Another topic previously covered by one of our blogs back in November 2015.

Recently, the question has been raised in certain quarters as to whether or not sanctions-related wording should be prohibited by UCP and within documentary credits.

In this instance, it is worthwhile referring to the ICC Guidance Paper on the use of Sanction Clauses released in 2014 (ICC Banking Commission Document No. 470/1238).

Section 1.2 states that the need for sanctions is a political matter outside the realm of the ICC and that the enforceability of sanctions is a question to be decided by courts, national regulators or administrative agencies; it is not an issue that can be addressed by rules of banking practice such as ICC rules. Accordingly, ICC rules do not address how sanctions should be interpreted or their impact on the trade finance-related instrument in which they are incorporated.

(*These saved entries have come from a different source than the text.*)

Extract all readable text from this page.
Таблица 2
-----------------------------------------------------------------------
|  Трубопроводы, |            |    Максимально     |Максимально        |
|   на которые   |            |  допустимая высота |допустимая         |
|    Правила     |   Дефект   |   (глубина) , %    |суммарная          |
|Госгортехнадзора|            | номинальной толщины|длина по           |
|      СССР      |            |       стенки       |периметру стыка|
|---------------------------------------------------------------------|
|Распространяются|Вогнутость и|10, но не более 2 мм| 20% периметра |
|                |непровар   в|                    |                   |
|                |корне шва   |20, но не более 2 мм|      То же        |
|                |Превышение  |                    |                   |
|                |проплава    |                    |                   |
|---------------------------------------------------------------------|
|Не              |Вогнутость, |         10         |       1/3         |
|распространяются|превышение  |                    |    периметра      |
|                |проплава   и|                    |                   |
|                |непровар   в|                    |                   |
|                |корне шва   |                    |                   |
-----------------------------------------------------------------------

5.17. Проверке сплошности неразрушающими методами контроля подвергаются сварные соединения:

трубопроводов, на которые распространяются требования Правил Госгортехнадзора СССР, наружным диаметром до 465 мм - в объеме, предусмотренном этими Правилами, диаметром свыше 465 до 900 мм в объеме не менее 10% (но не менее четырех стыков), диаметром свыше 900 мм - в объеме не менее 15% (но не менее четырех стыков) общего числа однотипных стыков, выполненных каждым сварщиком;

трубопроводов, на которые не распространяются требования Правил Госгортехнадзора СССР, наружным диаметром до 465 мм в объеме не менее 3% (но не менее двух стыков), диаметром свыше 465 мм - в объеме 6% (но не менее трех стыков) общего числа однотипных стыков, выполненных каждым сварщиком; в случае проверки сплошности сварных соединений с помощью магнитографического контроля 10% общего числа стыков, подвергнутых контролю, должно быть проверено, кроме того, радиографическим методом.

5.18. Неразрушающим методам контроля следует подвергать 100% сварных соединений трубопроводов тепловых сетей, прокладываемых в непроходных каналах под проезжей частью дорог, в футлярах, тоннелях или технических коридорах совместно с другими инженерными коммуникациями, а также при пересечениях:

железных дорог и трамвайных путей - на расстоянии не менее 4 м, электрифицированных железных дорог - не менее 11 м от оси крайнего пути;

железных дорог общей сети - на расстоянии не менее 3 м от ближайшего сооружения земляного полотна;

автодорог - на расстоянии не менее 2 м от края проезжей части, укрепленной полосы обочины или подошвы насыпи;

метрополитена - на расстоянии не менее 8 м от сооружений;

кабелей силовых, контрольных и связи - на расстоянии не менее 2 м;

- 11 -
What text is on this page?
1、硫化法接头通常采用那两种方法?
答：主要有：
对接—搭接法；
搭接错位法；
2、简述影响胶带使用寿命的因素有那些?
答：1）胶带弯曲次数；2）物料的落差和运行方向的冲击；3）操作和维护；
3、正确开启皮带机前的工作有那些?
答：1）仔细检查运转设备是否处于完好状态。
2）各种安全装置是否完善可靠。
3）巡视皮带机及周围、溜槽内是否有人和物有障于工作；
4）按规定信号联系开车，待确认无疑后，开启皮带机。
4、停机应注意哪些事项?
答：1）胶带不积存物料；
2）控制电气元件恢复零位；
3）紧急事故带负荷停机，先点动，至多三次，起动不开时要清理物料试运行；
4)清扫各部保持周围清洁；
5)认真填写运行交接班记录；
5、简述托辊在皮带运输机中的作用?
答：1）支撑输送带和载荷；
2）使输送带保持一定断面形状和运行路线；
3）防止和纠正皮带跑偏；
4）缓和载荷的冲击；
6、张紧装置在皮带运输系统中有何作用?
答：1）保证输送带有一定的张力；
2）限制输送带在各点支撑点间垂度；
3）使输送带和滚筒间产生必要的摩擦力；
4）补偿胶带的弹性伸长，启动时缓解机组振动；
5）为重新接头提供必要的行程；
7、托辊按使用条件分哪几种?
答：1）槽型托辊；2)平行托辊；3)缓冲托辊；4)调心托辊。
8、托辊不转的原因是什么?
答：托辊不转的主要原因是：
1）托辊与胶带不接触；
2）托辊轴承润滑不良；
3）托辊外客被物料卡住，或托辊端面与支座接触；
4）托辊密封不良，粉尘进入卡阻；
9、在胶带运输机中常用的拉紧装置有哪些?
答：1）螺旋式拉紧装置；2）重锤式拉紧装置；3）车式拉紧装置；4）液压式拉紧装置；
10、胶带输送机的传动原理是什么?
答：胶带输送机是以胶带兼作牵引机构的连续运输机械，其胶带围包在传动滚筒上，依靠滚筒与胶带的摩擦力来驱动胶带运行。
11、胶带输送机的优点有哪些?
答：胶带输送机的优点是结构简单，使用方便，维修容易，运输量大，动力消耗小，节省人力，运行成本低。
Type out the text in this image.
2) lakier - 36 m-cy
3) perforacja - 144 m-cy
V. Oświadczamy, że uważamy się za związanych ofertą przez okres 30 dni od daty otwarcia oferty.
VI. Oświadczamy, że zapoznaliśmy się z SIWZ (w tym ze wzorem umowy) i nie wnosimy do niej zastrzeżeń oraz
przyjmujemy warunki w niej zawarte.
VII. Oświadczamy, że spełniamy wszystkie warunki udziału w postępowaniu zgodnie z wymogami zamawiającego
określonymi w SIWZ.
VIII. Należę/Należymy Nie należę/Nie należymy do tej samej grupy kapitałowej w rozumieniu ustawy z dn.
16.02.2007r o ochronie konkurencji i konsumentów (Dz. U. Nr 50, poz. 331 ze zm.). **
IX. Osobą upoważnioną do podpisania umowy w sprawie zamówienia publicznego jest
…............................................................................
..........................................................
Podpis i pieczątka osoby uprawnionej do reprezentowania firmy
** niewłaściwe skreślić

As further stated in this Guidance Paper, it is recommended that banks should refrain from issuing trade finance-related instruments that include sanctions clauses that purport to impose restrictions beyond, or conflict with, the applicable statutory or regulatory requirements.

Another issue that has been raised is the possibility for sanctions to be included within the force majeure article of UCP (currently UCP 600 article 36). However, it is worth bearing in mind that, regardless of inclusion or not, applicable law will always have predominance over UCP.

The fact is that sanctions have no relationship with force majeure events. They are not acts of god but regulatory imposed conditions (similar to injunctions) and would have to be dealt with separately from force majeure.